The close-‘til-end finale came after the Blue Jays took the opener 11-1 on Friday and clinched the series with a 6-3 victory on Saturday, a solid rebound after the Rays swept four games in Dunedin, Fla., during their last meeting from May 21-24. Three of those games were decided in the last at-bat and the Blue Jays blew leads in two of them.

A win Sunday would have pushed them back to a season-high six games for the first time since May 18, before a series of bullpen implosions sent them all the way down to 33-35. They’ve still won 10 of 14 since to undo that damage, and have three games at Baltimore starting Tuesday and then three more at Tampa Bay to gain further ground before the all-star break.

“We've done what we've done this year and we haven't clicked on the same cylinder all at once yet,” Bichette said. “We had some moments this series and this homestand, but we can definitely be better. We're really confident. We know we're better and we'll just continue to work hard and play hard and see what happens.”

Yarbrough gave them precious little to work with on Sunday, as aside from Randal Grichuk’s solo shot in the second inning, only one batter reached second base in his five innings – Vladimir Guerrero Jr., on a two-out double.

George Springer then struck out to end the inning and Yarbrough allowed just two singles after the Grichuk homer — the Blue Jays never got the chance to build a big inning.

In 11 career starts against the Blue Jays, Yarbrough has a 2.25 ERA over 52 innings.

“He not only does it to us, he does it to a lot of teams,” Montoyo said. “And you would say, ‘Well, you've got pretty good hitters, you should make an adjustment.’ But he deserves credit because... he keeps you off-balance and you don't know what's coming. He deserves credit for that.”

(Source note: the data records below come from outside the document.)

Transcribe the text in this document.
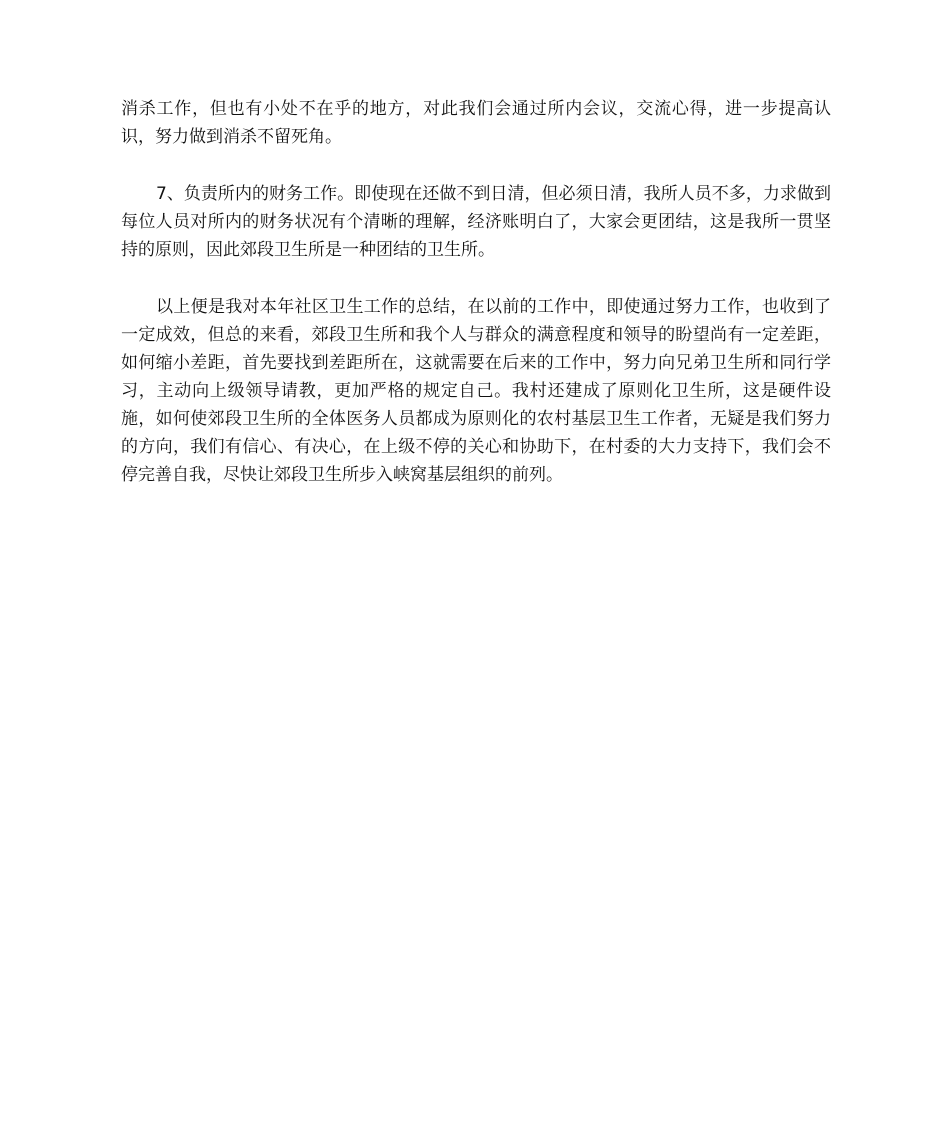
消杀工作，但也有小处不在乎的地方，对此我们会通过所内会议，交流心得，进一步提高认识，努力做到消杀不留死角。

7、负责所内的财务工作。即使现在还做不到日清，但必须日清，我所人员不多，力求做到每位人员对所内的财务状况有个清晰的理解，经济账明白了，大家会更团结，这是我所一贯坚持的原则，因此郊段卫生所是一种团结的卫生所。

以上便是我对本年社区卫生工作的总结，在以前的工作中，即使通过努力工作，也收到了一定成效，但总的来看，郊段卫生所和我个人与群众的满意程度和领导的盼望尚有一定差距，如何缩小差距，首先要找到差距所在，这就需要在后来的工作中，努力向兄弟卫生所和同行学习，主动向上级领导请教，更加严格的规定自己。我村还建成了原则化卫生所，这是硬件设施，如何使郊段卫生所的全体医务人员都成为原则化的农村基层卫生工作者，无疑是我们努力的方向，我们有信心、有决心，在上级不停的关心和协助下，在村委的大力支持下，我们会不停完善自我，尽快让郊段卫生所步入峡窝基层组织的前列。
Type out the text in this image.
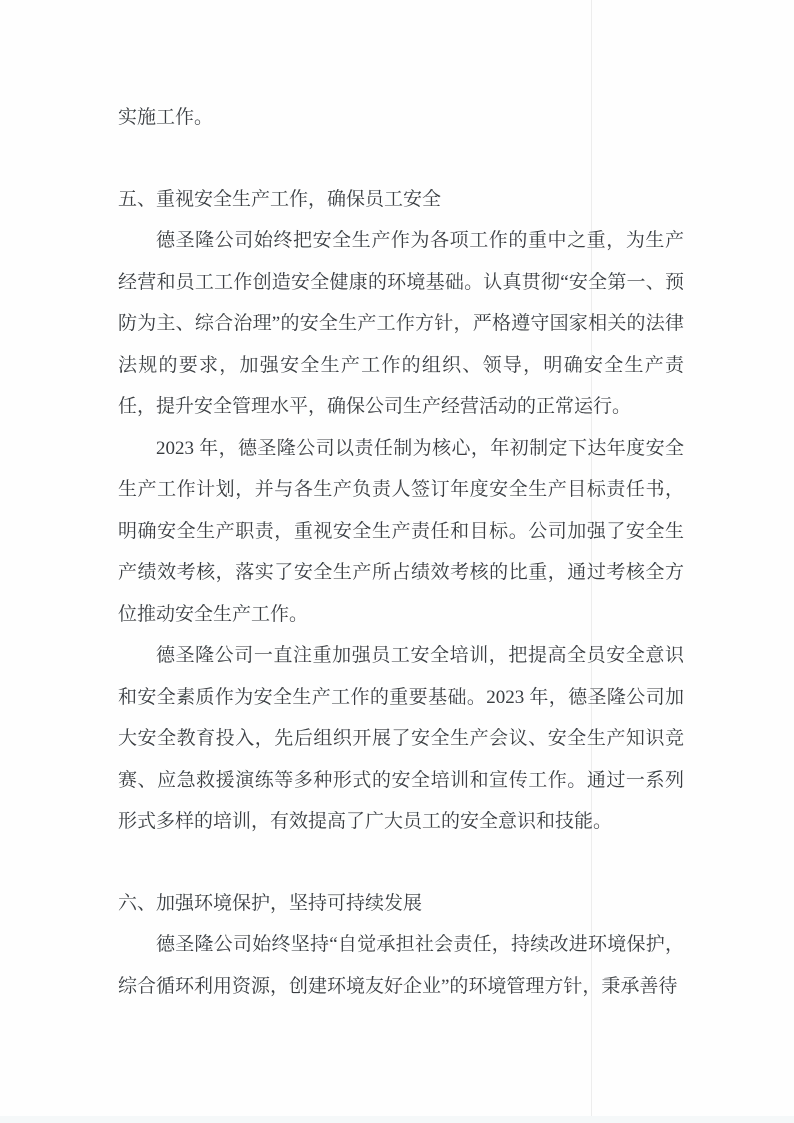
实施工作。

五、重视安全生产工作，确保员工安全

德圣隆公司始终把安全生产作为各项工作的重中之重，为生产经营和员工工作创造安全健康的环境基础。认真贯彻“安全第一、预防为主、综合治理”的安全生产工作方针，严格遵守国家相关的法律法规的要求，加强安全生产工作的组织、领导，明确安全生产责任，提升安全管理水平，确保公司生产经营活动的正常运行。

2023 年，德圣隆公司以责任制为核心，年初制定下达年度安全生产工作计划，并与各生产负责人签订年度安全生产目标责任书，明确安全生产职责，重视安全生产责任和目标。公司加强了安全生产绩效考核，落实了安全生产所占绩效考核的比重，通过考核全方位推动安全生产工作。

德圣隆公司一直注重加强员工安全培训，把提高全员安全意识和安全素质作为安全生产工作的重要基础。2023 年，德圣隆公司加大安全教育投入，先后组织开展了安全生产会议、安全生产知识竞赛、应急救援演练等多种形式的安全培训和宣传工作。通过一系列形式多样的培训，有效提高了广大员工的安全意识和技能。

六、加强环境保护，坚持可持续发展

德圣隆公司始终坚持“自觉承担社会责任，持续改进环境保护，综合循环利用资源，创建环境友好企业”的环境管理方针，秉承善待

Ray, on the other hand, just keeps shoving the ball down opponents’ throats, feeding steady 95 m.p.h. fastballs to Rays hitters. Of his 104 pitches, 81 were heaters and it was just the one slider to Franco that was really costly.

Home runs have been his bane this season, as Franco’s drive was the 20th he’s surrendered thus far. Of those, nine have been when he’s facing an order for the third time through, and his stats coming in before the game in that realm stood at .349/.360/.723.

Ray described the homers as “baffling,” apt given how consistently well he’s pitched all year.

“I feel like I made a decent pitch, I could probably execute it a little bit better than I did,” Ray said of the slider to Franco. “But other than that, I feel like I was in the zone, keeping them off-balance, able to go into the seventh inning, finish the seventh inning strong and give the team a chance to win. I mean, that's all I can really do. Go out every time and try to put up zeros and keep us in it.”

He certainly deserved a better fate in this one and any chances of a late game comeback disappeared when Dolis couldn’t hold the deficit at one. His return is important and Montoyo intends to give him more run because they need him to be a leverage option, but his command needs to be reined in first.

That left the Blue Jays happy for a series win, greedily wishing for more.

“Coming into this series I was thinking, the whole team was thinking we have to take at least two or three. And we did, so I'm really pleased because that's one of the best teams in baseball,” Montoyo said. “For us to get to where we want to get, we've got to beat them. Today wasn't our best game but I'm pleased with the two out of three we took from the Rays, for sure.”